No que toca ao trabalho de atores, Tonatiuh (Molina) é o que mais convence na tentativa de traduzir fragilidade e artifício ao mesmo tempo: seu Molina é astuto, vulnerável e, quando necessário, teatral — sem que isso signifique caricatura. Diego Luna traz a dureza necessária para Valentín, mas o roteiro nem sempre lhe concede camadas suficientes para que a transformação do militante pela convivência emocional se torne impossível de contestar. Jennifer Lopez, por mais que transborde uma atuação de diva, fica refém de um planejamento de cena que prefere o esplendor à penetração psicológica. O filme parece dividido entre reverência à figura icônica da Mulher Aranha e um desejo legítimo de explorar as implicações políticas e afetivas daquele encontro entre um homem político e um homem quebrado por uma sociedade que não aceita sua sexualidade.
Em matéria de direção de arte e figurino, há uma certa vitória: a recriação dos números musicais — quando pensados como pequenos filmes dentro do filme — tem detalhes deliciosos (luz, maquiagem, cenografia em pequenos apêndices que lembram estúdios da era de ouro). Mas essa beleza pictórica acaba reforçando um efeito colateral: os itens de produção muitas vezes chamam mais atenção do que o núcleo dramático. Ou seja, O Beijo da Mulher Aranha se apresenta como um objeto de muito bom gosto plástico que, paradoxalmente, empobrece o que deveria ser o centro: a relação entre Molina e Valentín e o claro comentário sobre repressão, traição e sobrevivência emocional em tempos de violência política.
Condon tenta um equilíbrio entre nostalgia e reescrita contemporânea — o que é louvável —, mas a aposta em longos números e numa estética clássica se choca com a urgência do tema. Há sequências onde a tensão política aparece de forma crua e eficaz (tortura, interrogatório, o silêncio dos companheiros), e quando isso acontece o filme acerta em cheio; porém, essas instâncias são intercaladas por interlúdios que soam como homenagens descontextualizadas ao musical de estúdio, distanciando o público do sofrimento narrado. A consequência é que o filme não consegue gerar a empatia necessária para que a virada emocional entre os personagens funcione com a contundência que o material original pede.
No plano discursivo, o filme tenta reafirmar a importância da história queer e latino-americana que Puig escreveu — e há mérito no esforço de reafirmar essas raízes no cinema moderno. Ainda assim, a adaptação padece de uma insegurança de tom: ora quer ser um veículo de estrela, ora um filme político, e quando tenta ser ambos simultaneamente perde coesão. O resultado é um híbrido que, embora admirável em ambição e em vários momentos técnicos, não convence plenamente como peça única e autônoma de cinema.

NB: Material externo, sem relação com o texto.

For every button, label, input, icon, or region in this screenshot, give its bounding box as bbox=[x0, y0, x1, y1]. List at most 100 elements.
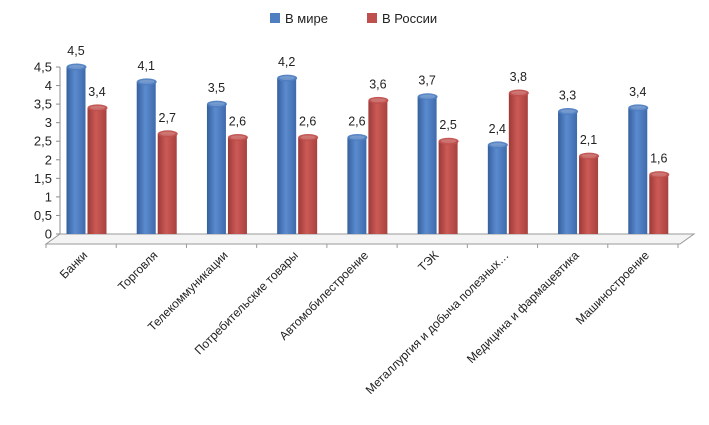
bar-russia-top bbox=[368, 96, 389, 104]
axes: 0 0,5 1 1,5 2 2,5 3 3,5 4 4,5 bbox=[34, 60, 696, 248]
y-tick-label: 0 bbox=[45, 227, 52, 242]
y-tick-label: 3 bbox=[45, 115, 52, 130]
y-tick-label: 4 bbox=[45, 78, 52, 93]
data-label-world: 3,4 bbox=[629, 85, 646, 99]
data-label-world: 4,5 bbox=[67, 44, 84, 58]
bar-world-highlight bbox=[420, 94, 436, 99]
y-tick-label: 0,5 bbox=[34, 208, 52, 223]
data-label-world: 2,4 bbox=[489, 122, 506, 136]
legend-label-russia: В России bbox=[382, 11, 437, 26]
bar-russia-front bbox=[438, 141, 458, 234]
bar-world-top bbox=[277, 74, 298, 82]
y-tick-label: 1 bbox=[45, 189, 52, 204]
bar-russia-front bbox=[298, 137, 318, 234]
bar-world bbox=[487, 141, 508, 234]
data-label-world: 4,1 bbox=[138, 59, 155, 73]
data-label-russia: 2,6 bbox=[229, 115, 246, 129]
data-label-russia: 2,7 bbox=[159, 111, 176, 125]
category-label: Машиностроение bbox=[573, 248, 652, 327]
bar-russia bbox=[298, 134, 319, 234]
bar-world bbox=[417, 93, 438, 234]
bar-russia-top bbox=[87, 104, 108, 112]
data-label-russia: 3,6 bbox=[369, 77, 386, 91]
data-label-russia: 3,4 bbox=[88, 85, 105, 99]
bar-russia-top bbox=[227, 134, 248, 142]
data-label-russia: 2,1 bbox=[580, 133, 597, 147]
bar-world-front bbox=[628, 107, 648, 234]
y-tick-label: 1,5 bbox=[34, 171, 52, 186]
data-label-russia: 2,5 bbox=[439, 118, 456, 132]
bar-world-top bbox=[628, 104, 649, 112]
bar-russia-front bbox=[227, 137, 247, 234]
bar-russia bbox=[649, 171, 670, 234]
bar-world-front bbox=[487, 144, 507, 234]
bar-world-top bbox=[136, 78, 157, 86]
bar-russia-front bbox=[368, 100, 388, 235]
bar-russia-front bbox=[508, 92, 528, 234]
bar-world-top bbox=[558, 108, 579, 116]
chart-floor bbox=[44, 233, 696, 245]
data-label-russia: 3,8 bbox=[510, 70, 527, 84]
bar-world-front bbox=[417, 96, 437, 234]
data-label-world: 3,5 bbox=[208, 81, 225, 95]
y-tick-label: 3,5 bbox=[34, 97, 52, 112]
data-labels: 4,5 3,4 4,1 2,7 3,5 2,6 4,2 2,6 2,6 3,6 3,7 2,5 2,4 3… bbox=[67, 44, 667, 166]
category-label: Торговля bbox=[115, 248, 160, 293]
data-label-russia: 2,6 bbox=[299, 115, 316, 129]
bar-russia-highlight bbox=[90, 105, 105, 110]
bar-russia-top bbox=[438, 137, 459, 145]
bar-world-highlight bbox=[69, 65, 84, 69]
bar-world-top bbox=[487, 141, 508, 149]
bar-russia bbox=[157, 130, 178, 234]
bar-russia-front bbox=[157, 133, 177, 234]
data-label-world: 4,2 bbox=[278, 55, 295, 69]
bar-russia bbox=[227, 134, 248, 234]
data-label-russia: 1,6 bbox=[650, 152, 667, 166]
category-label: Банки bbox=[57, 248, 90, 281]
bar-russia-highlight bbox=[651, 172, 667, 177]
bar-russia-highlight bbox=[441, 139, 457, 144]
bar-world bbox=[347, 134, 368, 234]
bar-russia-highlight bbox=[511, 90, 527, 95]
bar-world-top bbox=[66, 63, 87, 71]
bar-world-highlight bbox=[139, 79, 155, 84]
bar-world-top bbox=[347, 134, 368, 142]
bar-world-front bbox=[206, 104, 226, 234]
bar-world bbox=[628, 104, 649, 234]
bar-world-top bbox=[206, 100, 227, 108]
bar-world-front bbox=[136, 81, 156, 234]
bar-russia-front bbox=[579, 156, 599, 234]
data-label-world: 2,6 bbox=[348, 115, 365, 129]
bar-world-highlight bbox=[349, 135, 365, 140]
bars bbox=[66, 63, 670, 235]
bar-russia-highlight bbox=[160, 131, 176, 136]
bar-russia-top bbox=[579, 152, 600, 160]
bar-world-front bbox=[347, 137, 367, 234]
legend-label-world: В мире bbox=[285, 11, 328, 26]
legend: В мире В России bbox=[270, 11, 437, 26]
bar-world bbox=[206, 100, 227, 234]
bar-russia bbox=[508, 89, 529, 234]
bar-russia bbox=[87, 104, 108, 234]
bar-world-highlight bbox=[560, 109, 576, 114]
bar-world-front bbox=[66, 67, 86, 234]
y-tick-label: 4,5 bbox=[34, 60, 52, 75]
bar-russia-highlight bbox=[581, 154, 597, 159]
bar-russia-top bbox=[157, 130, 178, 138]
bar-world-top bbox=[417, 93, 438, 101]
legend-swatch-world bbox=[270, 13, 280, 23]
bar-russia-top bbox=[298, 134, 319, 142]
bar-world-front bbox=[558, 111, 578, 234]
bar-world-highlight bbox=[279, 76, 295, 81]
bar-russia bbox=[368, 96, 389, 235]
bar-russia bbox=[438, 137, 459, 234]
data-label-world: 3,7 bbox=[418, 74, 435, 88]
y-tick-label: 2,5 bbox=[34, 134, 52, 149]
bar-russia bbox=[579, 152, 600, 234]
bar-world bbox=[136, 78, 157, 234]
bar-russia-front bbox=[87, 107, 107, 234]
bar-russia-top bbox=[508, 89, 529, 97]
bar-russia-highlight bbox=[230, 135, 246, 140]
bar-world-highlight bbox=[490, 142, 506, 147]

Por fim, é preciso reconhecer o risco autoral de revisitar um texto tão carregado de história e expectativa. Condon faz escolhas viscerais — e algumas rendem imagens e performances bonitas —, mas essas escolhas não se somam de maneira suficiente a ponto de transformar o filme numa experiência emocionalmente vibrante e inevitável. O Beijo da Mulher Aranha é, portanto, uma obra cujo valor técnico e momentâneo está claro, mas cuja promessa dramática não se cumpre por inteiro: sobra beleza e falta, em resistidas fatias, profundidade. Para quem busca uma reinvenção do musical que dialogue forte com a urgência política do material, o filme oferece instantes memoráveis, porém não o salto integral que o tema e a história mereciam.